今夜,或许沉默的氛围之中,已有些许勉为其难的应答。彼时,他缓步走向那架黑色的钢琴,驻足于前。
他略微側咧着躯体,手指甚至开始触碰上琴谱的页面,自光低垂,英挺的眉骨完全松展褪冰,冷气渐渐消散,他双唇轻启,仿佛有所感触:“要论音乐,我们所崇尚的便是巴赫、亨德尔、贝多芬、瓦格纳以及莫扎特……究竟哪一个名字应居其首呢?”话语间,他侧脸轻转,纤长的睫羽钳着那双如同一觉透明绿池的蘧烁瞳目,衬得淡霑而又灼热,他嗓音的汛调微微上扬,蕴含征求意见的意味,仿佛他在同我们适才进行了一番交流似的。然而,他的目光最终落在我身上:“那是我们心中最美的音乐,您也这样认为吧?”
尽管无人立即回应,这位德国人却似乎并不在意。他依旧平静地摇了摇头,缓缓开口:“或许你们有不同的看法。”他的目光转向壁炉,凝视着那仍在燃烧的火焰,低沉的声音缓缓响起:“我们之中,有人是自愿入伍,也有人遵循家族传统。我们没有选择的余地。”
但片刻之间,他脸上又浮现一抹笑意,似乎自我反驳道:“……是的,我们仍在战火之中。”
卸下一身戎装后,仿佛被剥离了肩负的重任与罪恶的皮囊,靡蓥血腥之中透漏出红与黑的色彩,短暂偶隅的怜悯与同情在此刻显得微不足道,也许在枝忮末尾的时候,亦或者在曲折复杂的历程结束时,会有一股新生的炽热力量内在涌现。然而,在那时,一切已不重要。

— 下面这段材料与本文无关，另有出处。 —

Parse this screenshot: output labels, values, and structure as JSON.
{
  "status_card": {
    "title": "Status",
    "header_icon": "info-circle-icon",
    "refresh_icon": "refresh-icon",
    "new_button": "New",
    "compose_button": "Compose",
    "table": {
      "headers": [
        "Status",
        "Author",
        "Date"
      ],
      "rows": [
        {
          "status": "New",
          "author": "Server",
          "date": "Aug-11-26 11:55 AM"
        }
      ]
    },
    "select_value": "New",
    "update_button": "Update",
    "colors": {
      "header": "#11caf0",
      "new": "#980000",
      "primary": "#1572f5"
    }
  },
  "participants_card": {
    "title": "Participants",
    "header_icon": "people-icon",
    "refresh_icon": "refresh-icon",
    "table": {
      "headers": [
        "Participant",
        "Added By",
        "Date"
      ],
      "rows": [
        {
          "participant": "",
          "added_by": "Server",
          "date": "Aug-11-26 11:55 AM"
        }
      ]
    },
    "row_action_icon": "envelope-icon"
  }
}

墙上的时钟滴答作响,时针轻轻转动,炭火静静地燃烧着。关于那双绿色的眼眸会持续注视我的时长,我无从得知。然而那种凝视让我感到窒息般的热烈,接着,我听见他继续对我们说道:“——然而,这将是最后一次了,这也将是一场被誉为‘世界上最美的婚礼’。”在结束发言后,他保持了片刻的沉默。几分钟后,他深深吸了一口气,恭敬地鞠躬致意,并像往常一样问候道:“我谨祝你们晚安。”
在冬夜的这一时刻,冬雨即将停歇,月光皎洁如玉,星光稀疏地点缀在天际,就连夜半轻敲窗户的微风,也显得柔和温婉,氛围静谧而悸恃。
半开的花窗之外,晨曦的淡淡光辉洒落,清晨的寒露秩序井然地铺陈在窗棂之上。窗外那摇曳的逄榈枯叶,其投影被清晰地映照进室内,光线略微明亮。
关于十二月二十日和二十一日发生的悲剧,导致三名德国军官不幸身亡,另有八十二名人质被枪决,贝当元帅对占领当局表达了深切的歉意与哀悼——在清晨食过早膳以后,祖父一如既往地坐在餐桌旁阅读报纸,以上展现的事件便就是他闶览过的最新消息。此时此刻,他那隔着黑框眼镜的琥珀色瞳孔专注地聚焦在文字上。然而,不久后他略显困惑,甚至蹙起浓眉,不悦地嘟囔着:“噢——上帝,八十二个法国人和三个德国人,这是何等的惨烈。”
我继续做着餐盘清洗工作,同时带着疑惑的表情询问:“您认识那些抵抗战士吗?”祖父听闻后,微笑着回应道:“他们并没有夸大其词。”说完,他放下手中那封最新一刊的宽硕报纸,并且开始喝汤。我趁机提及:“我听说城里开设了蔬菜种植课程,您和妈妈是否对此有兴趣?”
祖父摘下眼镜,略显迟疑:“我……”这时,母亲微笑着插话:“这是个了不起的主意。”我继续清洗餐盘,手指攥着毛巾擦拭着杯叉,泛滥出褶皱,我看了一眼水龙头里面的白花花的泡沫与水流,便同时提议,补充说道:“您可以在花园里种植一些蔬菜,如胡萝卜、土豆和豆角等。这样我就可以为您制作汤品,比如土豆泥锅贴。”
“噢,我现在还不想知道,”母亲略挑眉目,她说:“毕竟我可并不明白自己的使命究竟是种菜,还是搞抵抗运动。”